Wheat was not the only grain processed by a thresher. They were also used for barley, rye, and oats. In Lancaster farmers produced more oats than wheat. In 1880 Balser and Frank Nichter produced 173 and 360 bushels of oats respectively, while George Roll, Sr. produced 242 bushels and his son John produced 240 bushels. Again, two or more days at each farm was required to thresh this crop with a horse powered machine, but a steamer could do the work in a single day.
In addition, we need to remember there was a set-up cost associated with moving the machine and readying it for work. It is possible that the new steamer could be set-up in the morning and the threshing could be finished by sunset. This would have been a tremendous reduction in cost. We don’t know which brand of machine Joseph Eck used. The Buffalo Pitts machine was manufactured in Buffalo, but there were many other manufactures across the Great Lakes region. In 1879 The Lancaster Times ran an advertisement in multiple editions for a machine manufactured in Battle Creek, Michigan. The advertisement featured both the threshing unit and the steam engine. That ad is reproduced in the exhibits below as Image VII. According to a journal entitled The Bureau: Devoted to the Commerce, Manufactures and General Industries of the United States “The principle of threshing in all machines is so nearly alike and effective as to preclude the necessity of any further remark.” 
In 1889 Joseph Eck's thresher was badly damaged in an accident near Millgrove.

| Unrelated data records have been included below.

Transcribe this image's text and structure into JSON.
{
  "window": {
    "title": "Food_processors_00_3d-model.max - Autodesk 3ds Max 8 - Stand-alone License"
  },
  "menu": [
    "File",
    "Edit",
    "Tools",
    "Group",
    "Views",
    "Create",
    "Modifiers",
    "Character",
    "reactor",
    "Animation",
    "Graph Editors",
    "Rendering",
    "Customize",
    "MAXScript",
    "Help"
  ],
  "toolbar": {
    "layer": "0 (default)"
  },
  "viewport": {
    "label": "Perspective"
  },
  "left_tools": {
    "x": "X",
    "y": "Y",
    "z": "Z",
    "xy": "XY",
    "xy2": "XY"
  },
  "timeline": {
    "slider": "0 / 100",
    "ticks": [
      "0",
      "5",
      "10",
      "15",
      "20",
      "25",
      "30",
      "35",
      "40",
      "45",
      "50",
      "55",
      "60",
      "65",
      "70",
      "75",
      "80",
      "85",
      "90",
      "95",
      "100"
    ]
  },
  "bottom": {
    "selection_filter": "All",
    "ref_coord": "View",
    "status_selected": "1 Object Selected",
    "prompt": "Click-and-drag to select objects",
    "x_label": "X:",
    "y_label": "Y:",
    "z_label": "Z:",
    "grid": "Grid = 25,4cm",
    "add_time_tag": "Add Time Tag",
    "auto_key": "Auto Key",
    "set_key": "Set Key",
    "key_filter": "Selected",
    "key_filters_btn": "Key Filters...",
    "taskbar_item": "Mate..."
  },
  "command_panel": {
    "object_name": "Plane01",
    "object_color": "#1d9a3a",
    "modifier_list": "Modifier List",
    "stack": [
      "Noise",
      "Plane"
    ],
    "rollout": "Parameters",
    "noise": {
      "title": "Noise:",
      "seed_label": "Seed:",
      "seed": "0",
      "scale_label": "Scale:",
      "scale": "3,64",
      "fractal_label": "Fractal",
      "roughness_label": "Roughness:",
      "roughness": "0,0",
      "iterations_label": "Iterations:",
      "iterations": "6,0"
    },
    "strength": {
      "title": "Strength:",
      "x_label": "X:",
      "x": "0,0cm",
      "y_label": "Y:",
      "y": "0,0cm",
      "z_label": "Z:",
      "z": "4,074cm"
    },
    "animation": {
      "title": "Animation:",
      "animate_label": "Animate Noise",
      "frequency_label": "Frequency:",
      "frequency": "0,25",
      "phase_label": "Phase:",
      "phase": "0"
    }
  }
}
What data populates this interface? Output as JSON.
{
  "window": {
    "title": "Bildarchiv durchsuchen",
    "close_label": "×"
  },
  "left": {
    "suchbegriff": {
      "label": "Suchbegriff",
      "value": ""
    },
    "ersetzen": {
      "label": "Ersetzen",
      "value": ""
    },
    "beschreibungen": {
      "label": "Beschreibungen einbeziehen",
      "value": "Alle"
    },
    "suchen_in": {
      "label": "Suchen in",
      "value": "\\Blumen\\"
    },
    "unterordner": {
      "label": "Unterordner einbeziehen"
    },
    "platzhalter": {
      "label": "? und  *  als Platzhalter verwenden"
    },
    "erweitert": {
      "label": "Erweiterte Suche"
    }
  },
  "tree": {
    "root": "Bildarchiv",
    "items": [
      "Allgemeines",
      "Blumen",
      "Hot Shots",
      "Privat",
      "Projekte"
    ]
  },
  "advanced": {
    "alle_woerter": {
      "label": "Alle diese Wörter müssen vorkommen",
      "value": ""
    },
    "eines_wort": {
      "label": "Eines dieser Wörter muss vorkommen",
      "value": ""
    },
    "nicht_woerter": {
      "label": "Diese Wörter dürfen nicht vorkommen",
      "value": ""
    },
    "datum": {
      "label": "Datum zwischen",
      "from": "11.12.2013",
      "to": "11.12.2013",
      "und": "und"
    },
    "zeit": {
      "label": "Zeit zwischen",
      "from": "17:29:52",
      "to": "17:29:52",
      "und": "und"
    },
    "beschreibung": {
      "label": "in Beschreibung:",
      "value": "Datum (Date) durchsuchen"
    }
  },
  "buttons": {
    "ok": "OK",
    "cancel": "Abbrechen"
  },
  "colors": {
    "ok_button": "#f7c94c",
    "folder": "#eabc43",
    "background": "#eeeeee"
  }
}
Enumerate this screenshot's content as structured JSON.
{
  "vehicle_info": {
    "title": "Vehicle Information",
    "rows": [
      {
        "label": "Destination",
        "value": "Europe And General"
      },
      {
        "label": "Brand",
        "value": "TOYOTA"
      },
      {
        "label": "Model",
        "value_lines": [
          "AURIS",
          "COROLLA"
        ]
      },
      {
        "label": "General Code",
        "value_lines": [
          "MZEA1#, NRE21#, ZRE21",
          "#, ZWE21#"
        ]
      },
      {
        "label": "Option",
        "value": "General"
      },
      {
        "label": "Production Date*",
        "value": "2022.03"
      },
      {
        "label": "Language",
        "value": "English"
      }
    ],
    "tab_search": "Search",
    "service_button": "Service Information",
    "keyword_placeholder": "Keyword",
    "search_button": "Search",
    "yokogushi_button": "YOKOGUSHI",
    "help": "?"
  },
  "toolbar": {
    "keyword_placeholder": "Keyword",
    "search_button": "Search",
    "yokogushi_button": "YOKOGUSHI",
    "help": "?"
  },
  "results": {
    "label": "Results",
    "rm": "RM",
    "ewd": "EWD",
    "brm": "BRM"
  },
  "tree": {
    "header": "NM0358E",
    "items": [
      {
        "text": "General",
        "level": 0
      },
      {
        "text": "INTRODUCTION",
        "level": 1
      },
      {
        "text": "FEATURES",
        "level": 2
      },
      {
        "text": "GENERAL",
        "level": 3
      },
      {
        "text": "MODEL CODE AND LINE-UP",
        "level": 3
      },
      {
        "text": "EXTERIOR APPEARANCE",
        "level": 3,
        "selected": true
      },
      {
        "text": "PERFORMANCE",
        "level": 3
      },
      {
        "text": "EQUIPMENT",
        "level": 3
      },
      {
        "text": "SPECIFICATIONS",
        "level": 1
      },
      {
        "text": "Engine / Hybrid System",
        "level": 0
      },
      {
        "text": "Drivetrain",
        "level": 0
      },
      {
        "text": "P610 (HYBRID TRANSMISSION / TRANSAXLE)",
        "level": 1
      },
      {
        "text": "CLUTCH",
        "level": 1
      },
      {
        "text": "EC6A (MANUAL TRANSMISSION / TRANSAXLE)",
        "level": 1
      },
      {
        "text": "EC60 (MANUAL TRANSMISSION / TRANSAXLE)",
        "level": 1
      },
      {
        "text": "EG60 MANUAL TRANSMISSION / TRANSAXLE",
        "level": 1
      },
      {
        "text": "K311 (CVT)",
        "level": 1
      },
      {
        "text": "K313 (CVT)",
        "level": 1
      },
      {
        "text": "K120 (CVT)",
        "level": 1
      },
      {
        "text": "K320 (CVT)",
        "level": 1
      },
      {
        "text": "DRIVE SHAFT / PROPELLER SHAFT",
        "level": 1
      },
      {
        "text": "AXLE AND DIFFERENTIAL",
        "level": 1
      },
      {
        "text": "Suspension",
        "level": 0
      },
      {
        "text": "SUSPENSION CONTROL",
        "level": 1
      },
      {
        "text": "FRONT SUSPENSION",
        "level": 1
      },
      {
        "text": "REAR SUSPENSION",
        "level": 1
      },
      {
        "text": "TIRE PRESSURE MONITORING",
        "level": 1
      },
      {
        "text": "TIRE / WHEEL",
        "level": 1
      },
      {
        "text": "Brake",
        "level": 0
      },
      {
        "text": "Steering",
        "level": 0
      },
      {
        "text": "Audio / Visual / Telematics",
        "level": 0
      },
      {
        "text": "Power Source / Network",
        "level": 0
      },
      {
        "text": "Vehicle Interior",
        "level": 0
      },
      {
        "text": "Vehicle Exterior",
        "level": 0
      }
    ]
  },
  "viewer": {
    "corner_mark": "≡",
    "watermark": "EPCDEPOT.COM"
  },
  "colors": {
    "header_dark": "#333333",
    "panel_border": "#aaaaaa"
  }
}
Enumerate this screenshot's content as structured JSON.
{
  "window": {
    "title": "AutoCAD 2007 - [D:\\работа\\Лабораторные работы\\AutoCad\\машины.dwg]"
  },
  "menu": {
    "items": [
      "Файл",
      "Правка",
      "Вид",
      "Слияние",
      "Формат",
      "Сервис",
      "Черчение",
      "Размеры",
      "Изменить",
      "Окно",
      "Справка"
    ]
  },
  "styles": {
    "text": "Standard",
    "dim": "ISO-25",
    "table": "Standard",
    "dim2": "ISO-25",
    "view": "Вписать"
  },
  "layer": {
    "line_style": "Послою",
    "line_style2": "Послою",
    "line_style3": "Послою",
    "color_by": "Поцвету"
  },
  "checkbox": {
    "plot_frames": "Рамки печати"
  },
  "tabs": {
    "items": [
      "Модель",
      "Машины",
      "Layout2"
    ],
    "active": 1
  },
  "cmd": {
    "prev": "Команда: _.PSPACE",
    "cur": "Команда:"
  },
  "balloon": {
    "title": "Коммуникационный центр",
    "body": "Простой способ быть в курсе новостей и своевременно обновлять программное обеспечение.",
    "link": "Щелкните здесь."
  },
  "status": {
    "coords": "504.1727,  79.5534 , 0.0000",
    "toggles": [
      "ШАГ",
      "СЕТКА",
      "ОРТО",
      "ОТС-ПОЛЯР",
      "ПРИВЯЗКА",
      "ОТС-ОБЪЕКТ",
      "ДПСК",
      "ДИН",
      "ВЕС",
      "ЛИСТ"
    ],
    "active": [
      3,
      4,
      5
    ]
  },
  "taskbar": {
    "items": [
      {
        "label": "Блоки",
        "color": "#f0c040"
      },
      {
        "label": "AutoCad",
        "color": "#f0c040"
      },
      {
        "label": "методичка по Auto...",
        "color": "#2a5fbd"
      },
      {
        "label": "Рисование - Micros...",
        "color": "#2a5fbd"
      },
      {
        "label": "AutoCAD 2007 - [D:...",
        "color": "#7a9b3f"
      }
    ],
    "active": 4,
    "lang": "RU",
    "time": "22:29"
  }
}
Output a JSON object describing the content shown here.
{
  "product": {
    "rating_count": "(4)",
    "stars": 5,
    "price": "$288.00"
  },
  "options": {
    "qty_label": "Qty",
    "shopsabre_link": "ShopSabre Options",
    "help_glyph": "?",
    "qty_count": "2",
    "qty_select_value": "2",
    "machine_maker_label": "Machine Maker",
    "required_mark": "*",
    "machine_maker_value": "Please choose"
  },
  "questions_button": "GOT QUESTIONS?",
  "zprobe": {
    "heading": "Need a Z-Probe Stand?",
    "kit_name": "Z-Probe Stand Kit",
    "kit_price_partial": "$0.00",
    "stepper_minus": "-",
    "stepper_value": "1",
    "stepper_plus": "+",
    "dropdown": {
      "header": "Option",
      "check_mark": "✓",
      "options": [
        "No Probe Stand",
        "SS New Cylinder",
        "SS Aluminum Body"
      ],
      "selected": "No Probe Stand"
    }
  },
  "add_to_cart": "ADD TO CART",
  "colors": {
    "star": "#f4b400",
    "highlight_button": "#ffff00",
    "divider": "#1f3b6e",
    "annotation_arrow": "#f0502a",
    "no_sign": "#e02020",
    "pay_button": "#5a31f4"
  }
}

Last Friday afternoon as Mr. Joseph Eck of this town was passing over the bridge across the Eleven Mile Creek [also known as Ellicott Creek] on the first road west of Millgrove, in the town of Alden, with his threshing engine, the bridge gaveway, letting the engine fall into the water twelve feet below. Mr. Eck, who was on the engine at the time, was quite badly injured, his foot being crushed and his shoulder frightfully scalded by escaping steam. He was removed to his home and at the present writing to rapidly improving. The engine is badly broken. The bridge was rebuilt last summer, but it appears that the old rotten stringers were allowed to remain. We understand that Mr. Eck will sue the town of Alden for damages. 
Joseph and Barbara Eck had a large family, with six boys and nine girls. I’ve not found evidence that any of Joseph’s sons took up his threshing business. In fact, all the boys left farming for work in other industries. By the early twentieth century John G. Nuwer and his sons, Edward and Albert, were providing threshing services to farmers in Lancaster and Alden.